WASHINGTON, D.C. — Monday morning at 10:00 a.m. the Supreme Court is expected to release orders in the three final cases on its docket, ending the term without Justice Antonin Scalia and highlighting the electoral stakes for November.

The three cases are:

Whole Woman’s Health v. Hellerstedt

This challenge to Texas’s HB2 law is the first Supreme Court abortion case since 2007. HB2 is a statute requiring abortion doctors to have admitting privileges at a hospital within 30 miles of the abortion clinic, and also for every abortion facility to meet the equipment and sanitation standards of an ambulatory surgical center. Argued by Texas Solicitor General Scott Keller — a rising conservative star in the law — HB2 was designed to meet the standard Justice Anthony Kennedy set forth in 1992 as the sort of abortion restriction that he is willing to sustain. (Keller is also a former law clerk of Kennedy’s, and former general counsel to Senator Ted Cruz.)

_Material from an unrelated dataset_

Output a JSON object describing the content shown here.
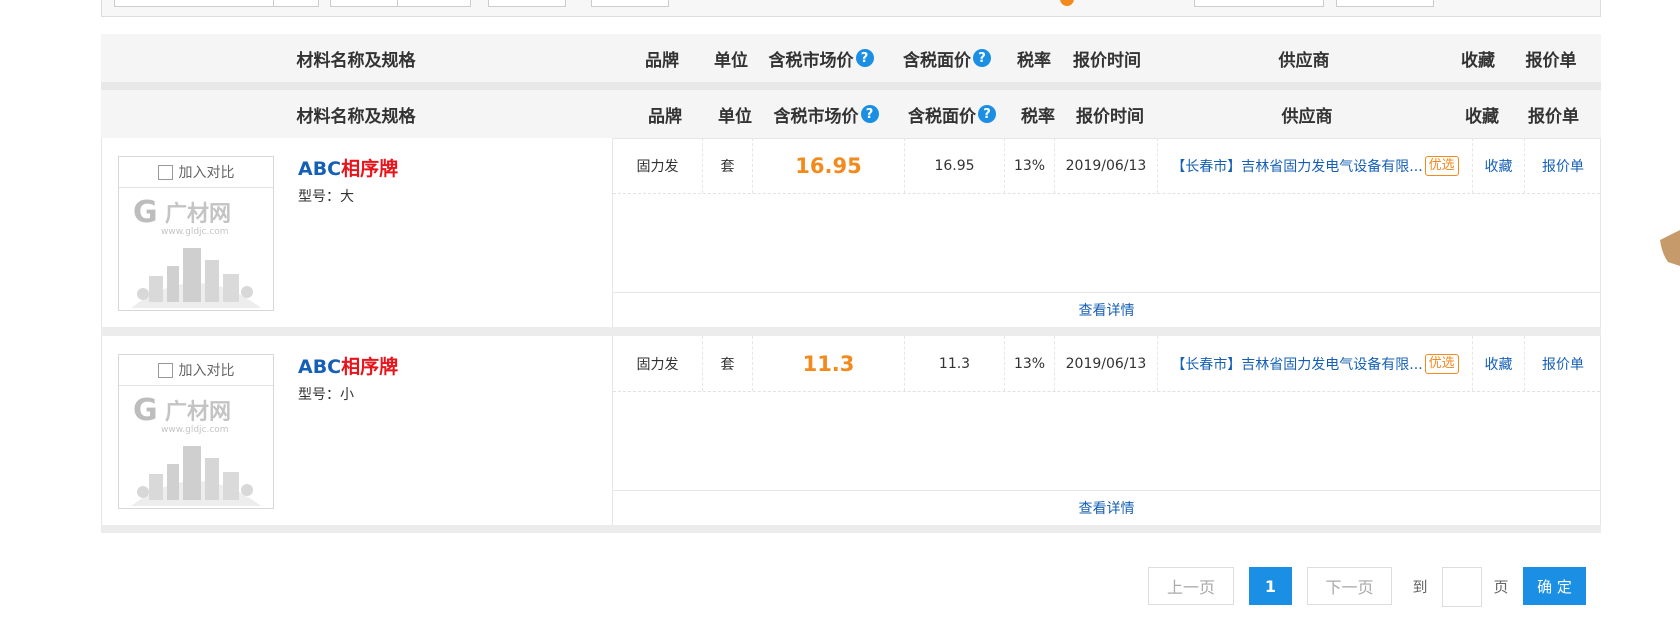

Conservative hopes that Hellerstedt would become a major pro-life victory were dashed with the death of the iconic Scalia; now pro-lifers hope they can salvage anything from the case. The U.S. Court of Appeals for the Fifth Circuit upheld this law, so in the event of a 4-4 tie, HB2 will survive, but without creating any national precedent.

Unfortunately for abortion opponents, after Scalia’s death, it is likely that the only way Hellerstedt could now be a major case would be if Kennedy votes with the four liberal justices to hold that HB2 imposes an “undue burden” on women seeking an abortion, which would suggest that even modest abortion restrictions would face an uphill battle at the High Court.

It is also possible that on Monday the Court will not hand down any decision in Hellerstedt. If currently tied at 4-4, instead of ending the case, the justices could vacate the parties’ submission of the case, and order it reargued during the Court’s next term (which begins in October) after a ninth justice is confirmed to break the tie.

Voisine v. United States

This is a gun-rights case, though one in which the Supreme Court refused to consider any argument over meaning of the Second Amendment. For many years, violent felons have been barred from owning guns. Since 1996, federal law expanded that prohibition to bar a person who has been convicted of a misdemeanor domestic-violence offense from gun ownership.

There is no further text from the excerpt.